High-resolution remote sensing images contain rich feature detail information, and the recognition and extraction of buildings, as one of the important artificial features, play an important role in urban planning and disaster prediction [11]. In recent years, with the rise of artificial intelligence, deep neural networks have been widely used in the fields of computer vision and image processing, and significant progress has been made in remote sensing image classification and segmentation tasks, including building detection, boundary extraction, and regularization as well as change detection [12]. However, the complexity of the surrounding environment, the structural diversity of the buildings themselves, the data sources, and the shooting conditions all put the performance and accuracy of automatic building extraction to the test. Ji et al. proposed a K-means clustering network algorithm with a hierarchical densely connected nested network architecture to solve the problem that current DNN models lose local information in the downsampling operation and the upsampling method cannot correctly recover structural information [13]. Liu et al. proposed an effective end-to-end visual saliency model for K-means clustering which extracts both dense and multiscale features through dense spatial pyramidal pooling (DSPP), which helps to extract buildings at all scales [14]. Song et al. proposed a visual saliency model that uses separable factorization residual blocks as well as inflated convolution, aiming to guarantee a small accuracy loss with low computational cost and memory consumption [15]. Although high-resolution remote sensing images provide rich feature information, they also bring about a large amount of significant noise. In addition, the differences in spectral features and spatial features structural characteristics between different building clusters in remote sensing images all put a high test on the efficiency as well as the accuracy of accurately achieving building instance recognition [16, 17].

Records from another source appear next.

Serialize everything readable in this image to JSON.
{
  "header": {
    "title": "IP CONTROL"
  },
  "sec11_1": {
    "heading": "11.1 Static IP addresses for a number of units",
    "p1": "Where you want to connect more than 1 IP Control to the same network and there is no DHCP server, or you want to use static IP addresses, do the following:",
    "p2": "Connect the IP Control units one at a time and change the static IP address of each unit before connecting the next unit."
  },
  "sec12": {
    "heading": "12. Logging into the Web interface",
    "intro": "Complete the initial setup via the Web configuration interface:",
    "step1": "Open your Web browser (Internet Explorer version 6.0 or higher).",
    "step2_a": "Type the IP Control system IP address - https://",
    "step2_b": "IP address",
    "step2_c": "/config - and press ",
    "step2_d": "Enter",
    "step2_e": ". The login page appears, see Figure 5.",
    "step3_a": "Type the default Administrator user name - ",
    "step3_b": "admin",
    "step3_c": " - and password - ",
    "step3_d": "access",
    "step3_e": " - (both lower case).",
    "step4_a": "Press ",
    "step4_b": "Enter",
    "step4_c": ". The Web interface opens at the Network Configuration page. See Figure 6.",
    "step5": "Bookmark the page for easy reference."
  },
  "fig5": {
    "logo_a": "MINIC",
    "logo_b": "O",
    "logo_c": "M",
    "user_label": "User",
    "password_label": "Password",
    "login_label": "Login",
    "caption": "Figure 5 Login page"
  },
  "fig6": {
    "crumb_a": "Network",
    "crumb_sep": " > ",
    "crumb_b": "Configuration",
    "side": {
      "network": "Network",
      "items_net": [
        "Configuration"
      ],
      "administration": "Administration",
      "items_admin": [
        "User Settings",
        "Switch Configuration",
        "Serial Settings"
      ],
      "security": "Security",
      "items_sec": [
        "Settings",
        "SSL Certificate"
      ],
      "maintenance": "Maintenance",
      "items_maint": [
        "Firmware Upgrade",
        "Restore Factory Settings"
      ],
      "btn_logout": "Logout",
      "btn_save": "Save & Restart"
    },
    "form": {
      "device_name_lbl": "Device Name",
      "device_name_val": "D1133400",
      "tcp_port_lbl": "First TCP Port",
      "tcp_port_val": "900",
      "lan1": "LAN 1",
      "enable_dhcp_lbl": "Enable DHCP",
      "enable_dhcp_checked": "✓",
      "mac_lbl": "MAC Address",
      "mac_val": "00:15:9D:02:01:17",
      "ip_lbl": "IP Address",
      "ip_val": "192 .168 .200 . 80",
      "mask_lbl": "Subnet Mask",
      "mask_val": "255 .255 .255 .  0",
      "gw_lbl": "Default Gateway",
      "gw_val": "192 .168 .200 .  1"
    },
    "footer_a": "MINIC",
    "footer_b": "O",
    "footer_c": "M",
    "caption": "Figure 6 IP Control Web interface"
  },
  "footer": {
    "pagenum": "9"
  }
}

The method based on the feature rule set starts from the actual attributes of the features in the remote sensing image. It needs to manually observe the features of each feature and analyze the differences to establish a feature rule set. This method is more subjective. The results of classification extraction will also be greatly affected, and the accuracy may be high or the accuracy may be low. It is mainly determined by the choice of feature rule set [18]. At the level of urban planning, socioecological niche construction can be understood as determining the appropriate urban site and reasonable construction scope through reasonable master planning, urban design, and single-unit design methods, planning specific use functions according to the economic development goals, making the building groups actively adapt to society and improve the surrounding social environment, creating an urban ecological environment conducive to the progress of urban civilization, economic development, and regional cultural construction [19, 20]. The building is planned according to the economic development goals. Through the construction and improvement of the basic conditions of the area where the building is located, the building can make reasonable use of the existing urban ecological location while actively exploring the potential architectural ecological location, continuously improving the habitat conditions of the urban supertall building life body, and promoting the harmonious development of architecture and environment [21, 22].

3. Study on Visual Saliency Model of Neighborhood Building Landmarks Based on K-Means Clustering

3.1. Quantification of Visual Saliency Factors of Neighborhood Building Landmarks

Feature selection strategy inside the field of feature engineering is an important part of feature processing. Feature engineering usually includes feature application methods, feature extraction methods, and feature processing methods, and feature processing is the core application content of feature engineering. Feature processing is divided into single feature processing, multifeature processing, dimensionality reduction operation of feature space, data variation of feature space, and feature selection strategy [23]. In this paper, the filtering method is used as the feature selection method in the feature selection strategy. The feature selection method uses the basic criterion by variance comparison to select the building video image feature with the largest variance as the approximate representation of the target image.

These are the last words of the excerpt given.